If your phone has a case, make sure the cable you plan to use can be fully inserted. While different materials may help with a cable’s durability, they should not affect the cable’s power delivery and data transfer speeds.

But don’t get completely hung up on the cable or cord itself. “The critical thing to look for is the wattage output of the power supply,” says Wayne Lam, Los Angeles–based senior director of research in the Americas at CCS Insight, a market research firm in London that focuses on mobile. For instance, a 5-watt power adapter will charge your phone relatively slowly, he says. Apple sells a 20-watt USB-C adapter for $20 that it says will charge your iPhone 8 (or later version), iPad Pro or iPad Air faster.

Larger devices such as laptops typically require more power to charge them; both the charger and the cable should be rated to handle the highest power requirement needed from the device, Anker advises.

Dongles aren’t going away

• Will we have to live with dongles much longer? It seems so. Accessory dongles and portable docks with additional connectors may not be the most elegant solution, but if you do need to connect legacy USB devices to a computer with, say, USB-C, they may be your only option. USB-C-capable docks for computers may supply other needed ports, including slots for memory cards, Ethernet cables and HDMI or display connectors required to hook up an external monitor.

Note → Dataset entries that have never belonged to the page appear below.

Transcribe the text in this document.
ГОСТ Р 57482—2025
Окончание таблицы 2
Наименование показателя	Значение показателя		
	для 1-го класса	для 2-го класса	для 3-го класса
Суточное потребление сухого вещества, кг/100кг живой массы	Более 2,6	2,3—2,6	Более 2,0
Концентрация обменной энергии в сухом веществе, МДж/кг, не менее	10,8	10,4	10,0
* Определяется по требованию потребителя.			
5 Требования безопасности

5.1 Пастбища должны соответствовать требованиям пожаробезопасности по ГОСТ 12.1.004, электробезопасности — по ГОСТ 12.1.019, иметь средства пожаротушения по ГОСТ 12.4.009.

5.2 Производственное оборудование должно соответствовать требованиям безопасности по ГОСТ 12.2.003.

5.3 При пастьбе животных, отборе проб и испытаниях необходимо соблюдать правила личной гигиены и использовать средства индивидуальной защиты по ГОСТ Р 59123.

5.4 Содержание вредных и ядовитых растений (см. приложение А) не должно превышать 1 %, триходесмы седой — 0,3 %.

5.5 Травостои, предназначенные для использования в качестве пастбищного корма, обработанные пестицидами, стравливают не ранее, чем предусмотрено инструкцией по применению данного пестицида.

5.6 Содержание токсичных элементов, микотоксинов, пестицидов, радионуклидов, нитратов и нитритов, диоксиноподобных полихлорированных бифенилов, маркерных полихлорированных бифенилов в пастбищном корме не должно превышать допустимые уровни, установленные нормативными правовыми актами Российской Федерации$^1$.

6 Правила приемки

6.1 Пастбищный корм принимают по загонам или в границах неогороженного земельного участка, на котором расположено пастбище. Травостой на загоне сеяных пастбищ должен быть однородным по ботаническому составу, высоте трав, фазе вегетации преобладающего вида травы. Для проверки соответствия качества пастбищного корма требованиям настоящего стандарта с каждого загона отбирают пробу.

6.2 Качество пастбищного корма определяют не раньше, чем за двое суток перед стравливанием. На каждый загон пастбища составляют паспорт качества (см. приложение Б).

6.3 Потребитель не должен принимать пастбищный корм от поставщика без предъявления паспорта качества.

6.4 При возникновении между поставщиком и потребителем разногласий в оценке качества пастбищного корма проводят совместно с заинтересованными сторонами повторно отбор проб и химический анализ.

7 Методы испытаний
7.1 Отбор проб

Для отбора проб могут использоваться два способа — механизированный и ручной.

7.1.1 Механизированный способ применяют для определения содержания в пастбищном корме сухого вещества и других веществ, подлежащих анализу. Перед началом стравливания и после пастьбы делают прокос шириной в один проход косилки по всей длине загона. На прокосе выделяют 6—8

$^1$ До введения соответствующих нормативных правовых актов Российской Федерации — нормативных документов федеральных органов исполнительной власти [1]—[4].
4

You may also need a Lightning or USB-C dongle if you’re still using wired headphones, since the once-standard 5mm headphone jack on phones is heading toward extinction.

• How long will cables matter? Aren’t we going wireless anyway? There’s certainly a major push to do away with the cords altogether. We’re seeing that with headphones and with wireless charging. The newest flagship phones support a wireless charging standard known as Qi, though not every phone is there yet. There’s also the matter of speed. “Wireless chargers tend to offer a lot of convenience, but they are much slower and less energy-efficient,” Greengart says. “We will probably continue to have wired connections on our phones for at least another couple of years.”

• What about the connectors in cars? There’s a high probability that your car has one or more USB-A ports that occupants use to charge devices, and people routinely leave a charging cable in the vehicle. But relatively few new models have USB-C.

“Unlike consumer electronics, where the product life cycles are relatively short, cars tend to stick around for nearly a decade, so this problem will be with us for quite a while,” Lam says. “We will have to live with this cable madness for some time before things become better with the convergence to USB-C.”